Spartenmodell in Karlsruhe als schwierig eingestuft

Ein solches Modell sei in Karlsruhe aufgrund der komplexen Struktur des Hauses zumindest kurzfristig nicht sinnvoll einzuführen, hatten Bauer und Mentrup nach der Trennung von Spuhler betont. Allerdings gibt es mittlerweile auch etliche Theater, an denen Führungspositionen mit Doppelspitzen oder sogar mehrköpfigen Teams besetzt sind, darunter auch große „Tanker“ wie das Schauspielhaus Zürich oder das Theater Dortmund.

Selbst im Deutschen Bühnenverein, dem Verband der Theaterträger, hat sich die Einsicht durchgesetzt, dass die althergebrachten Formen neu aufgestellt werden müssen. So wurde der 2018 im Zug der „MeToo“-Debatte erstmals aufgesetzte Verhaltenskodex 2021 erweitert, um Forderungen an die Theaterleitungen und Rechtsträger, Auswahlprozesse und Schlüsselkompetenzen neu zu definieren.
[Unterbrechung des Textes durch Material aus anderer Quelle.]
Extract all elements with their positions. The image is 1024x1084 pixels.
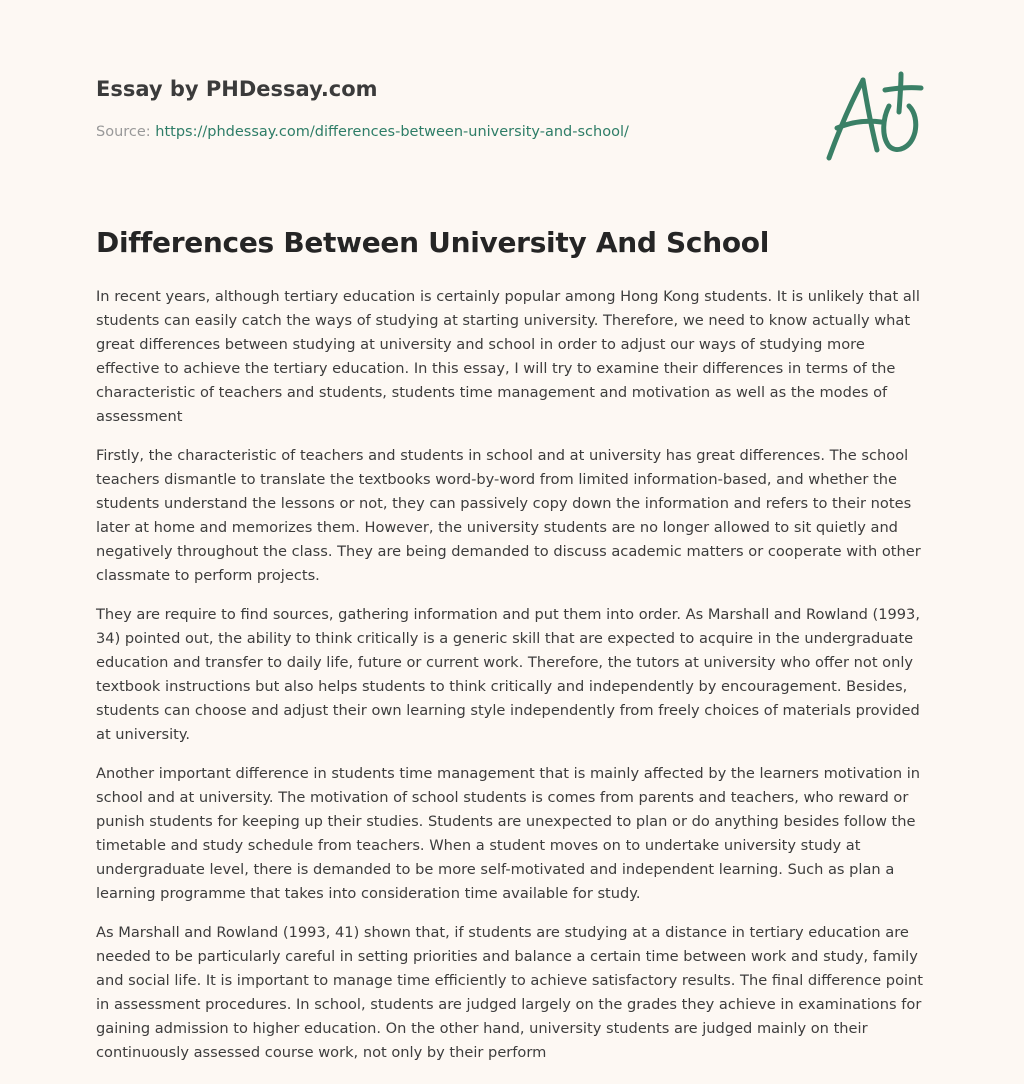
a-plus-grade-icon	[823, 66, 927, 164]
source-line	[96, 124, 629, 140]
essay-title: Differences Between University And School	[96, 226, 770, 259]
source-link[interactable]: https://phdessay.com/differences-between-university-and-school/	[155, 124, 629, 140]
essay-body	[96, 285, 928, 1080]
essay-paragraph: They are require to find sources, gathering information and put them into order. As Marshall and Rowland (1993, 34) pointed out, the ability to think critically is a generic skill that are expected to acquire in the undergraduate education and transfer to daily life, future or current work. Therefore, the tutors at university who offer not only textbook instructions but also helps students to think critically and independently by encouragement. Besides, students can choose and adjust their own learning style independently from freely choices of materials provided at university.	[96, 606, 920, 743]
essay-paragraph: Another important difference in students time management that is mainly affected by the learners motivation in school and at university. The motivation of school students is comes from parents and teachers, who reward or punish students for keeping up their studies. Students are unexpected to plan or do anything besides follow the timetable and study schedule from teachers. When a student moves on to undertake university study at undergraduate level, there is demanded to be more self-motivated and independent learning. Such as plan a learning programme that takes into consideration time available for study.	[96, 765, 921, 902]
essay-paragraph: In recent years, although tertiary education is certainly popular among Hong Kong students. It is unlikely that all students can easily catch the ways of studying at starting university. Therefore, we need to know actually what great differences between studying at university and school in order to adjust our ways of studying more effective to achieve the tertiary education. In this essay, I will try to examine their differences in terms of the characteristic of teachers and students, students time management and motivation as well as the modes of assessment	[96, 288, 920, 425]
essay-paragraph: Firstly, the characteristic of teachers and students in school and at university has great differences. The school teachers dismantle to translate the textbooks word-by-word from limited information-based, and whether the students understand the lessons or not, they can passively copy down the information and refers to their notes later at home and memorizes them. However, the university students are no longer allowed to sit quietly and negatively throughout the class. They are being demanded to discuss academic matters or cooperate with other classmate to perform projects.	[96, 447, 921, 584]
site-title: Essay by PHDessay.com	[96, 77, 378, 101]
essay-paragraph: As Marshall and Rowland (1993, 41) shown that, if students are studying at a distance in tertiary education are needed to be particularly careful in setting priorities and balance a certain time between work and study, family and social life. It is important to manage time efficiently to achieve satisfactory results. The final difference point in assessment procedures. In school, students are judged largely on the grades they achieve in examinations for gaining admission to higher education. On the other hand, university students are judged mainly on their continuously assessed course work, not only by their perform	[96, 924, 924, 1061]
source-label: Source:	[96, 124, 156, 140]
Marc Grandmontagne, bis 2021 Geschäftsführer des Deutschen Bühnenvereins, hatte gegenüber dem Deutschlandfunk erklärt, es reiche nicht, die Spitzen auszutauschen – das ganze Theater müsse sich bewegen. Grandmontagne wörtlich: „Da muss die Politik sich vielleicht einfach auch mehr trauen, von den bestehenden Gestaltungsmöglichkeiten mehr Gebrauch zu machen.“ Wie viel sich die Politik in Karlsruhe traut, wird sich an diesem Donnerstag zeigen.